La seule consommation d’alcool sans risque est une consommation nulle !
Société Savante des Maladies et Cancers de l'Appareil Digestif

Domaine concerné
Prévention

Degré d'innovation
Moyen

Avancement
Validé

Impact patient

Impact soin
Important

Intérêt

Arrivée dans la pratique
Immédiat

Rédacteur
Docteur Camille Barrault

Enthousiasme

À la une 06/11/2018

La seule consommation d’alcool sans risque est une consommation nulle !

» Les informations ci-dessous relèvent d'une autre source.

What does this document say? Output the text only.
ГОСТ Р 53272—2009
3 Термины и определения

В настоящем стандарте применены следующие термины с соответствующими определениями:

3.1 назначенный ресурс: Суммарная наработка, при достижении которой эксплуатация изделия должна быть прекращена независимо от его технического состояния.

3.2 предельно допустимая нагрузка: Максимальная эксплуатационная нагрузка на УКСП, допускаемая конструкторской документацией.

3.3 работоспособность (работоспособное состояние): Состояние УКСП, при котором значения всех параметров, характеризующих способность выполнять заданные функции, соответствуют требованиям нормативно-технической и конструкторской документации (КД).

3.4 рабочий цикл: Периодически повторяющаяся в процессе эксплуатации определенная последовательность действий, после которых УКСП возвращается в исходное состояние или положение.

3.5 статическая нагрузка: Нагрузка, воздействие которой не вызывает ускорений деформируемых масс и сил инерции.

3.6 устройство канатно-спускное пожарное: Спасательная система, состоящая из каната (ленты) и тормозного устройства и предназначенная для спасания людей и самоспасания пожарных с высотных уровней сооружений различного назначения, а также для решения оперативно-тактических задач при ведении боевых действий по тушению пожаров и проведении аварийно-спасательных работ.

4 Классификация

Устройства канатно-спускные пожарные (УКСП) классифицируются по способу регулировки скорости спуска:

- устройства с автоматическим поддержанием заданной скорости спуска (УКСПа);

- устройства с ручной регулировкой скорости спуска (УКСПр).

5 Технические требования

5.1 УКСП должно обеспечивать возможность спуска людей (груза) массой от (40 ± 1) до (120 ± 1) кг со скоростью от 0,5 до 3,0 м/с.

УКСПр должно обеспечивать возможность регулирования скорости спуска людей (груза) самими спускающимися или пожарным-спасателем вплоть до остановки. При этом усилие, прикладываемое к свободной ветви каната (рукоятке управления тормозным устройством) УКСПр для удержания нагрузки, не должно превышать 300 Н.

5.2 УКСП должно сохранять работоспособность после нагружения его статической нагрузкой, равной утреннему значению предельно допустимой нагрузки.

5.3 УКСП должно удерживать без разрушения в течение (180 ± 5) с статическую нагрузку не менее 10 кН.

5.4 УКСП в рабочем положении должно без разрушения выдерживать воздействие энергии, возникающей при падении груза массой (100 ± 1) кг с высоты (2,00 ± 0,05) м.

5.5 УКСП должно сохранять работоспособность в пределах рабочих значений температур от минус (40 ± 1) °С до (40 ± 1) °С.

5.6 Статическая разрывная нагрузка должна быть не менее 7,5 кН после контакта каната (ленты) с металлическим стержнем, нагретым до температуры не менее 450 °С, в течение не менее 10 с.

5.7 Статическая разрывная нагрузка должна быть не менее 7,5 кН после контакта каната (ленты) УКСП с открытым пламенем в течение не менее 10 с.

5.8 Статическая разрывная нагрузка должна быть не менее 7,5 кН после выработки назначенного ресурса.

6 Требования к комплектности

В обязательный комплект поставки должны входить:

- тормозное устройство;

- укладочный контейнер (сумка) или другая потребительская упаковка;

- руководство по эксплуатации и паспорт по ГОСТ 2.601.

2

Cet article présente les résultats d’une très vaste étude épidémiologique évaluant la consommation d’alcool et ses conséquences sur la santé chez 28 millions de personnes dans 195 pays.

Méthodologie
Les collaborateurs ont évalué dans chaque pays le pourcentage d’usagers d’alcool et de non consommateurs. Ils ont ensuite estimé la consommation d’alcool sur les données de vente en limitant les biais liés à la consommation par les touristes et à la consommation « unrecorded » c’est à dire les ventes illégales etc. Ils s’intéressaient également à la mortalité et la morbidité liées à l’alcool, cette dernière étant évaluée par les DALYs (disability-adjusted life-years). 

Résultats
Les résultats sont très, très intéressants ! Tout d’abord en termes d’évaluation de la consommation. En 2016, 32,5% des personnes de plus de 15 ans, c’est à dire 2,4 milliards de personnes, consommaient de l’alcool. Les hommes consommateurs étaient plus nombreux (39 %) que les femmes (25%). Il existait évidemment une très grande disparité de consommation entre les pays faiblement et fortement industrialisés. Dans ces derniers, comme ceux de l’Europe de l’Ouest, 72% des femmes et 89 % des hommes consomment régulièrement de l’alcool. La différence entre la proportion de femmes et d’hommes est plus faible que dans les pays faiblement industrialisés (8,9% des femmes et 20 % des hommes) avec un minimum en Suède (83% vs 86 %) pays de la parité, s’il en est ! La consommation moyenne des femmes était de 1,9 verres ou unités de 10g d’alcool pur par jour et celle des hommes de 2,9 unités par jour, deux fois plus que la moyenne mondiale (0,7 verre pour les femmes, 1,7 pour les hommes).
Ensuite, en termes de mortalité. La mortalité liée à l’alcool était de 2,8 millions en 2016 et correspondait à 2,2 % de la mortalité chez les femmes et 5,9 % chez les hommes. Cette mortalité liée à l’’alcool est importante surtout chez les 15-49 ans : proche de 10% et 1er facteur de risque de mort prématurée et de DALYs dans cette tranche d’âge (7ième facteur de risque globalement). Cette mortalité liée à l’alcool est due aux cancers après 50 ans et plus encore chez les femmes (27%) que chez les hommes (19%). 
La consommation d’alcool pourrait « protéger » les femmes de l’infarctus du myocarde (mais pas des autres maladies cardio-vasculaires) et le diabète avant l’âge de 60 ans. Chez les hommes une faible consommation pourrait avoir un très faible effet protecteur contre l’infarctus du myocarde mais il n’y a aucun autre bénéfice de l’alcool sur la santé.

Commentaires
 

Cette très vaste étude épidémiologique apporte des informations concernant la consommation d’alcool à travers le monde. En Europe de l’Ouest, la consommation moyenne d’alcool est supérieure à celle recommandée par des experts français de mai 2017 (ne pas dépasser 10 unités par semaine soit 1,5 verre par jour pour les hommes comme pour les femmes, parité oblige !). Elle permet de re-positionner le rôle délétère de l’alcool sur la santé avec 3 millions de morts chaque année : plus que la tuberculose, le SIDA et les violences réunies. Elle nous apporte également  des informations solides pour rectifier des idées courantes admises sur le rôle éventuel de protection cardio-vasculaire de l’alcool. Son excellent accueil médiatique et médical montre que le problème de l’alcool commence à intéresser les médecins et le public. Elle devrait permettre aux autorités de santé de prendre des décisions courageuses en termes de politique de santé en relativisant le discours des lobbys alcooliers.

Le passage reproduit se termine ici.